Hagit Chen: „Bestätigt“ ist ein großes Wort, wir sagen benachrichtigt.
Belege dafür lieferte die Armee nicht. Es bleibt deshalb immer der Zweifel,
dass jemand einen Fehler gemacht haben könnte und Itay sich in den Tunneln
unter Gaza befindet und uns gerade in diesem Moment zuhört. Das wissen wir
schlicht nicht, bis er zu uns wiederkommt. Was Itay jetzt vor allem
definiert, ist, dass er Geisel ist.
taz: Die Hamas betrachtet Soldaten wie Itay als Kombattanten, die legitime
Ziele in einem Krieg seien.
Ruby Chen: Es gab am Morgen des 7. Oktobers keinen Krieg, sondern einen
Waffenstillstand, den die Hamas gebrochen hat.

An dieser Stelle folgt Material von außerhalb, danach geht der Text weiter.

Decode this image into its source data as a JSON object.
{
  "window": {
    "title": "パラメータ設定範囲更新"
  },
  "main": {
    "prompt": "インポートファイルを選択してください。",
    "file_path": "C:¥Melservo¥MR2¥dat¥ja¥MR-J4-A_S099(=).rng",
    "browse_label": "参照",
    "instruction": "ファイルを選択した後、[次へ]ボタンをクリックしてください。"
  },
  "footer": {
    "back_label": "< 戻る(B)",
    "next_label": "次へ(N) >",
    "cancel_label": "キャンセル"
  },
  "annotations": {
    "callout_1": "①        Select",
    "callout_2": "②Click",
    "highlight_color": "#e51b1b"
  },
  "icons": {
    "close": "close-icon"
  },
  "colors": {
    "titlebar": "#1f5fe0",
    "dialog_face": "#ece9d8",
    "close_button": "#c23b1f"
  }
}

Itays Einheit war nicht in
einer offensiven Position, sondern sie haben Zivilisten in Israel sowie
diesen Waffenstillstand geschützt. Die Hamas entführte ihn und verwehrte
entgegen internationalem Recht jeglichen internationalen Kontakt oder
medizinische Versorgung der Geiseln. Die Hamas hat kategorisch jede
Einhaltung der Grundprinzipien abgelehnt, die wir als zivilisierte Menschen
haben. Warum glaubt die Hamas, dass sie Tote als Verhandlungsmasse
einsetzen sollte? Welche legitime Organisation tut so etwas? Ich denke,
dass die internationale Gemeinschaft diesbezüglich eine viel stärkere
Stimme haben sollte. Sie hat uns stattdessen im Stich gelassen.
Hagit Chen: Als die Hamas am 7. Oktober angriffen, war Itay auf der
Militärbasis in Nahal Oz. Wir haben inzwischen die zweieinhalbstündige
Aufnahme der Blackbox im Panzer gehört, in dem er gegen die Terroristen
kämpfte, bevor er verschleppt wurde. Er und die drei anderen Soldaten im
Panzer sind Helden, sie haben Leben gerettet – und sie verstanden schnell,
was die Hamas an diesem Tag vorhatte. Am nächsten Tag wurde uns mitgeteilt,
dass Itay vermisst wird. Ein paar Tage später galt er als Geisel.
taz: Wie hat die Entführung Ihres Sohnes Ihre Familie verändert?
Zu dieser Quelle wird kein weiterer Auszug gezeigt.